The related implications of such a decision involve the explicit undermining of the role of the National Assembly in approving external borrowing. It is trite that Parliament ought to be given the necessary latitude to exercise its constitutional mandate to review and provide a more effective legislative scrutiny of public debt management. The court’s decision goes against the spirit of the Constitution and could set a dangerous precedent for future debt management practices in Zambia. Notably, the court’s decision lacks reason and was without judiciousness as it is ultra vires the Constitution.
Conclusion
The potency of the use of strategic litigation as a tool of judicial social engineering has therefore been put to such test. Over the years, AFRODAD has intensified advocacy around the importance of due regard of Parliamentary approval in debt contraction and loan ratification processes, disclosure, and publication of information on public debt management as these procedures are especially imperative to the determination of the legitimacy (or otherwise) of the debt.
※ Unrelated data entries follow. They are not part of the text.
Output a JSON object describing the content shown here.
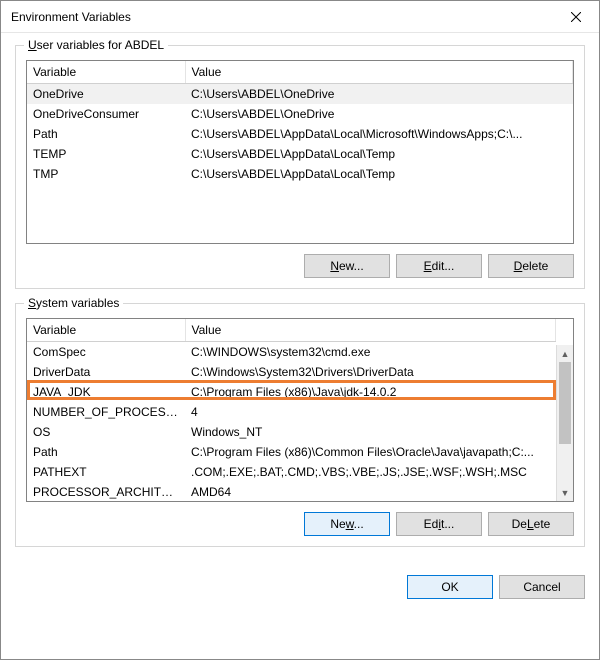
{
  "window": {
    "title": "Environment Variables"
  },
  "user_section": {
    "label_prefix": "U",
    "label_rest": "ser variables for ABDEL",
    "headers": {
      "variable": "Variable",
      "value": "Value"
    },
    "rows": [
      {
        "name": "OneDrive",
        "value": "C:\\Users\\ABDEL\\OneDrive",
        "selected": true
      },
      {
        "name": "OneDriveConsumer",
        "value": "C:\\Users\\ABDEL\\OneDrive"
      },
      {
        "name": "Path",
        "value": "C:\\Users\\ABDEL\\AppData\\Local\\Microsoft\\WindowsApps;C:\\..."
      },
      {
        "name": "TEMP",
        "value": "C:\\Users\\ABDEL\\AppData\\Local\\Temp"
      },
      {
        "name": "TMP",
        "value": "C:\\Users\\ABDEL\\AppData\\Local\\Temp"
      }
    ],
    "buttons": {
      "new_u": "N",
      "new_rest": "ew...",
      "edit_u": "E",
      "edit_rest": "dit...",
      "delete_u": "D",
      "delete_rest": "elete"
    }
  },
  "system_section": {
    "label_prefix": "S",
    "label_rest": "ystem variables",
    "headers": {
      "variable": "Variable",
      "value": "Value"
    },
    "rows": [
      {
        "name": "ComSpec",
        "value": "C:\\WINDOWS\\system32\\cmd.exe"
      },
      {
        "name": "DriverData",
        "value": "C:\\Windows\\System32\\Drivers\\DriverData"
      },
      {
        "name": "JAVA_JDK",
        "value": "C:\\Program Files (x86)\\Java\\jdk-14.0.2",
        "highlighted": true
      },
      {
        "name": "NUMBER_OF_PROCESSORS",
        "value": "4"
      },
      {
        "name": "OS",
        "value": "Windows_NT"
      },
      {
        "name": "Path",
        "value": "C:\\Program Files (x86)\\Common Files\\Oracle\\Java\\javapath;C:..."
      },
      {
        "name": "PATHEXT",
        "value": ".COM;.EXE;.BAT;.CMD;.VBS;.VBE;.JS;.JSE;.WSF;.WSH;.MSC"
      },
      {
        "name": "PROCESSOR_ARCHITECTU...",
        "value": "AMD64"
      }
    ],
    "buttons": {
      "new_u": "w",
      "new_pre": "Ne",
      "new_post": "...",
      "edit_u": "i",
      "edit_pre": "Ed",
      "edit_post": "t...",
      "delete_u": "L",
      "delete_pre": "De",
      "delete_post": "ete"
    }
  },
  "footer": {
    "ok": "OK",
    "cancel": "Cancel"
  }
}
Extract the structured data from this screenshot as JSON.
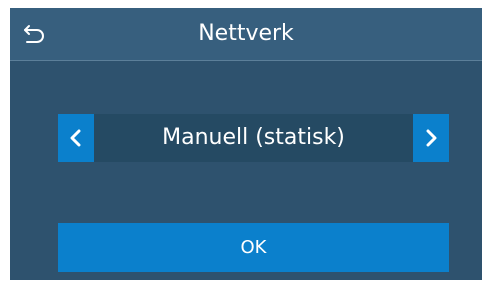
{
  "header": {
    "title": "Nettverk",
    "back_icon": "back-arrow-icon"
  },
  "selector": {
    "value": "Manuell (statisk)",
    "prev_icon": "chevron-left-icon",
    "next_icon": "chevron-right-icon"
  },
  "actions": {
    "ok_label": "OK"
  },
  "colors": {
    "background": "#2e526e",
    "header": "#375f7e",
    "selector_field": "#254a63",
    "accent": "#0b80cc",
    "text": "#ffffff"
  }
}
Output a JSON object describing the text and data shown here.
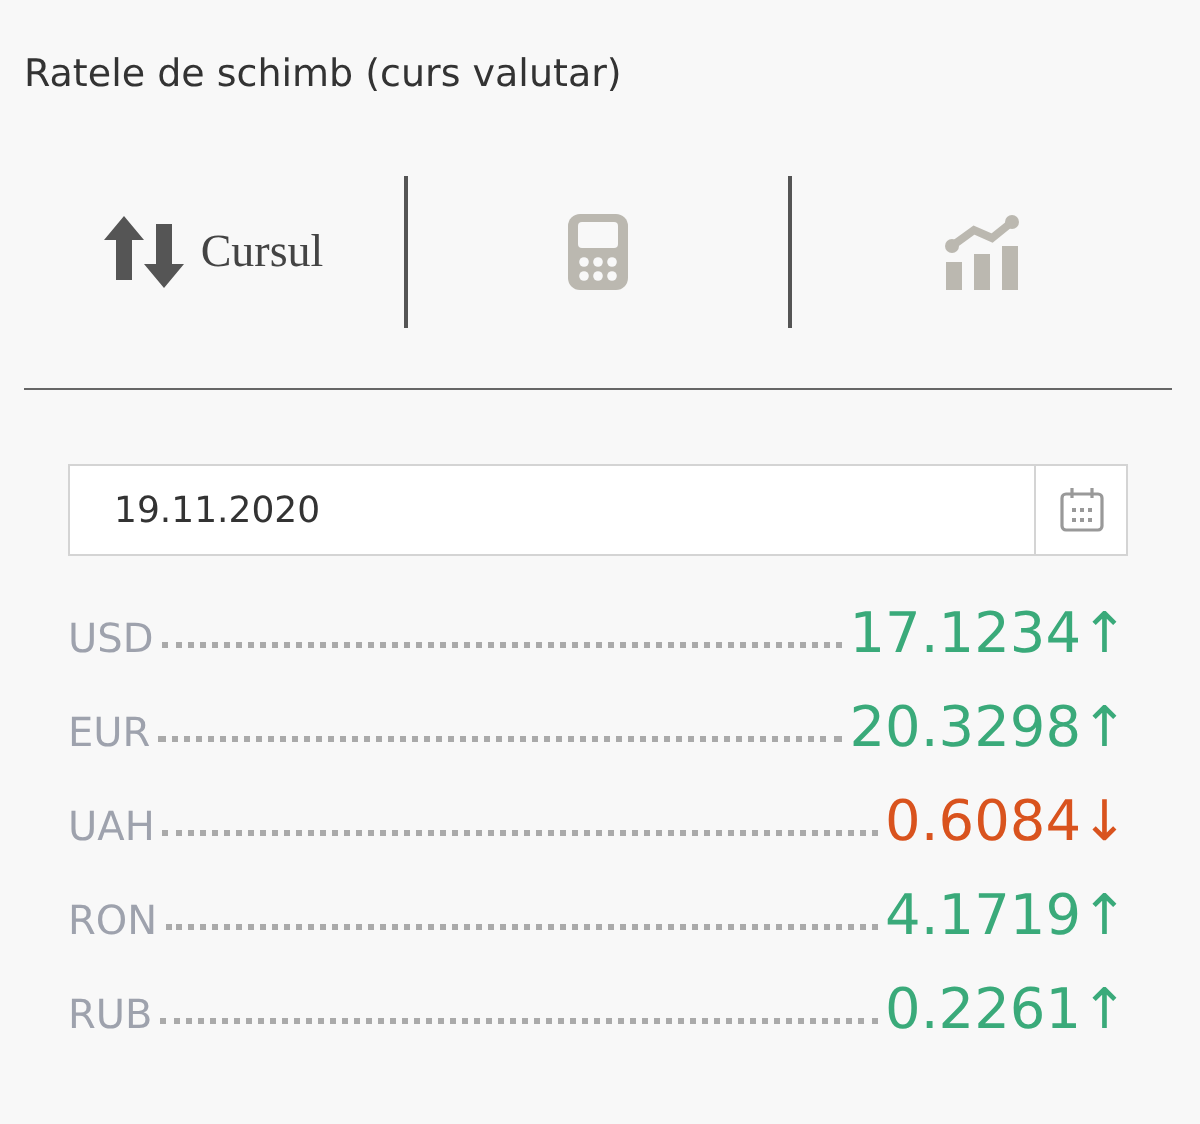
{
  "title": "Ratele de schimb (curs valutar)",
  "tabs": [
    {
      "kind": "rates",
      "label": "Cursul",
      "selected": true
    },
    {
      "kind": "calculator",
      "selected": false
    },
    {
      "kind": "chart",
      "selected": false
    }
  ],
  "date_field": {
    "value": "19.11.2020"
  },
  "rates": [
    {
      "currency": "USD",
      "value": "17.1234",
      "arrow": "↑",
      "kind": "up"
    },
    {
      "currency": "EUR",
      "value": "20.3298",
      "arrow": "↑",
      "kind": "up"
    },
    {
      "currency": "UAH",
      "value": "0.6084",
      "arrow": "↓",
      "kind": "down"
    },
    {
      "currency": "RON",
      "value": "4.1719",
      "arrow": "↑",
      "kind": "up"
    },
    {
      "currency": "RUB",
      "value": "0.2261",
      "arrow": "↑",
      "kind": "up"
    }
  ]
}
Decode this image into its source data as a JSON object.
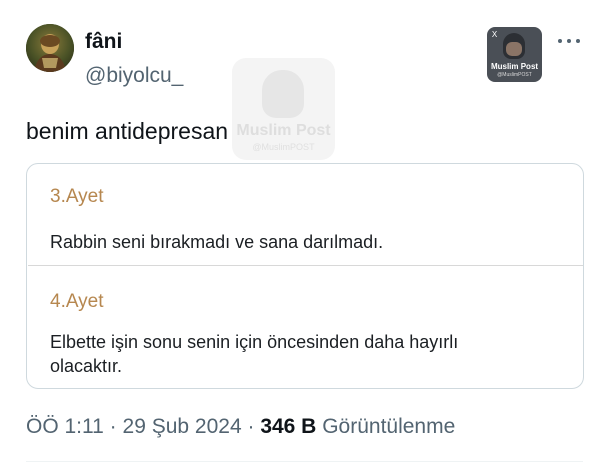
{
  "tweet": {
    "author": {
      "display_name": "fâni",
      "handle": "@biyolcu_",
      "avatar_icon": "profile-photo"
    },
    "text": "benim antidepresan",
    "watermark": {
      "title": "Muslim Post",
      "handle": "@MuslimPOST"
    },
    "badge": {
      "title": "Muslim Post",
      "handle": "@MuslimPOST",
      "x_mark": "X"
    },
    "more_icon": "more-horizontal-icon",
    "quote": {
      "verses": [
        {
          "heading": "3.Ayet",
          "text": "Rabbin seni bırakmadı ve sana darılmadı."
        },
        {
          "heading": "4.Ayet",
          "text": "Elbette işin sonu senin için öncesinden daha hayırlı olacaktır."
        }
      ],
      "heading_color": "#b6874f"
    },
    "meta": {
      "time": "ÖÖ 1:11",
      "separator": "·",
      "date": "29 Şub 2024",
      "views_count": "346 B",
      "views_label": "Görüntülenme"
    }
  }
}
Undoubtedly, the majority of the highlighted Court rulings set a good precedent for other African countries and promotes the legal basis upon which to continue with such debt advocacy across the continent. While the rulings occurred in different contexts and under different circumstances, the rulings, in unison, resoundingly affirm AFRODAD’S position as laid out in the African Borrowing Charter and the Harare Declaration; borrowing powers, ceilings, approvals, and authorization procedures must all be anchored on
constitutional provisions and included in predictable debt management rules and regulations. In this light, the more independence the courts exhibit, the greater the level of public trust in judicial institutions to uphold the rule of law and promote constitutionalism in public debt management matters.